Rabbiosa la reazione della destra di governo alla notizia. Per Itamar Ben Gvir, ministro della Sicurezza Nazionale, “l’intenzione degli Stati Uniti, insieme ai Paesi arabi, di istituire uno Stato terroristico a fianco dello stato di Israele è folle e parte di un’idea sbagliata che vi sia un partner di pace dall’altra parte”. 

“Dopo il 7 ottobre è più chiaro che mai che è proibito dare loro uno Stato. Finché noi saremo al governo, nessuno Stato palestinese sarà creato – è il monito che ha rivolto Ben Gvir nel suo post su X -. 1400 assassinati e il mondo vuole dare loro uno Stato, non succederà”. 

Durissima la reazione anche del ministro delle Finanze, Bezalel Smotrich, altro esponente dell’estrema destra che siede nel governo Netanyahu: “Noi non accetteremo mai, in nessuna circostanza, questo piano che praticamente dice che i palestinesi meritano un piano per il terribile massacro condotto contro di noi: uno Stato palestinese con capitale a Gerusalemme. Il messaggio è che massacrare israeliani paga”. 

“Uno Stato palestinese è una minaccia esistenziale allo Stato di Israele come è provato dal 7 ottobre”, ha aggiunto il ministro affermando che chiederà al gabinetto di sicurezza di adottare una decisione formale in cui si oppone al piano, attendendosi un chiaro sostegno in questo senso da Netanyahu. In attesa di una dichiarazione del premier, un esponente del suo partito, il Likud, il ministro degli Affari della diaspora, Amichai Chikli, ha già rigettato il piano. “Se questa è la visione americana, dobbiamo resistere e minacciarli con nostri passi unilaterali, come la cancellazione degli accordi di Oslo”, ha detto alla radio dell’Esercito. 

Intanto le Forze di Difesa israeliane hanno intensificato i raid aerei contro Hezbollah dopo ”un’intensa giornata nel nord di Israele”, ovvero dopo la raffica di razzi lanciati dai miliziani libanesi contro il Comando settentrionale dell’Idf.

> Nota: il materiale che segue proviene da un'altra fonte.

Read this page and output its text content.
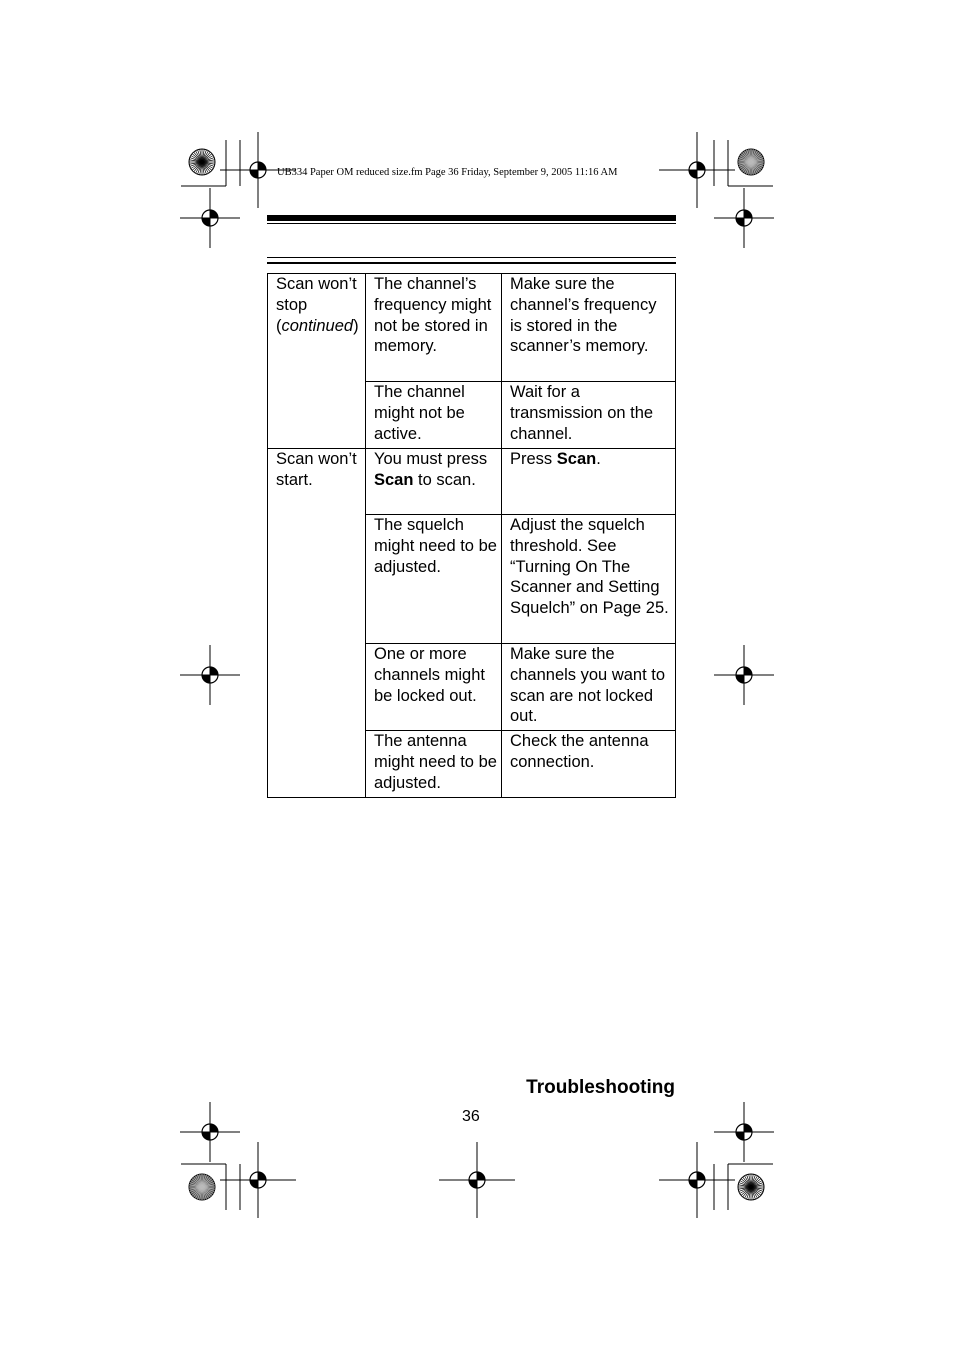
UB334 Paper OM reduced size.fm Page 36 Friday, September 9, 2005 11:16 AM
Scan won’t stop (continued)	The channel’s frequency might not be stored in memory.	Make sure the channel’s frequency is stored in the scanner’s memory.

	The channel might not be active.	Wait for a transmission on the channel.

Scan won’t start.	You must press Scan to scan.	Press Scan.

	The squelch might need to be adjusted.	Adjust the squelch threshold. See “Turning On The Scanner and Setting Squelch” on Page 25.

	One or more channels might be locked out.	Make sure the channels you want to scan are not locked out.

	The antenna might need to be adjusted.	Check the antenna connection.
Troubleshooting
36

Lo ha spiegato il ministro della Difesa israeliano Yoav Gallant affermando che ora ”possiamo attaccare non solo a 20 chilometri dal confine, ma anche a 50 chilometri, a Beirut e ovunque”. Gallant ha quindi spiegato che ”gli aerei dell’aeronautica militare che volano attualmente nei cieli del Libano hanno bombe più pesanti per obiettivi più distanti”. 

Il ministro israeliano ha aggiunto di non volere una escalation. “Non vogliamo arrivare a questa situazione, non vogliamo entrare in una guerra, ma siamo piuttosto interessati a raggiungere un accordo che consenta il ritorno sicuro dei residenti del nord alle loro case”, ha affermato riferendosi agli 80mila israeliani sfollati a causa degli attacchi quotidiani di Hezbollah. 

Nel frattempo, in vista dell’operazione speciale su Rafah, le autorità egiziane stanno costruendo un’area murata di cemento di 13 chilometri quadrati nel deserto del Sinai vicino al confine con la Striscia di Gaza. E questo perché temono che un’avanzata militare israeliana nel sud della Striscia di Gaza possa scatenare un’ondata di rifugiati, hanno dichiarato funzionari egiziani e analisti della sicurezza al Wall Street Journal. 

Quest’area recintata rappresenterebbe una zona cuscinetto nella quale potrebbero vivere oltre 100mila persone, secondo funzionari egiziani. Con questo obiettivo sono state inviate un gran numero di tende nella zona. 

Le Forze di difesa israeliane (Idf) hanno intanto iniziato a ridurre il numero dei riservisti presenti nella Striscia di Gaza. Come spiega la Radio dell’esercito israeliano, la 646esima Brigata dei paracadutisti è stata infatti ritirata dalla città di Khan Yunis.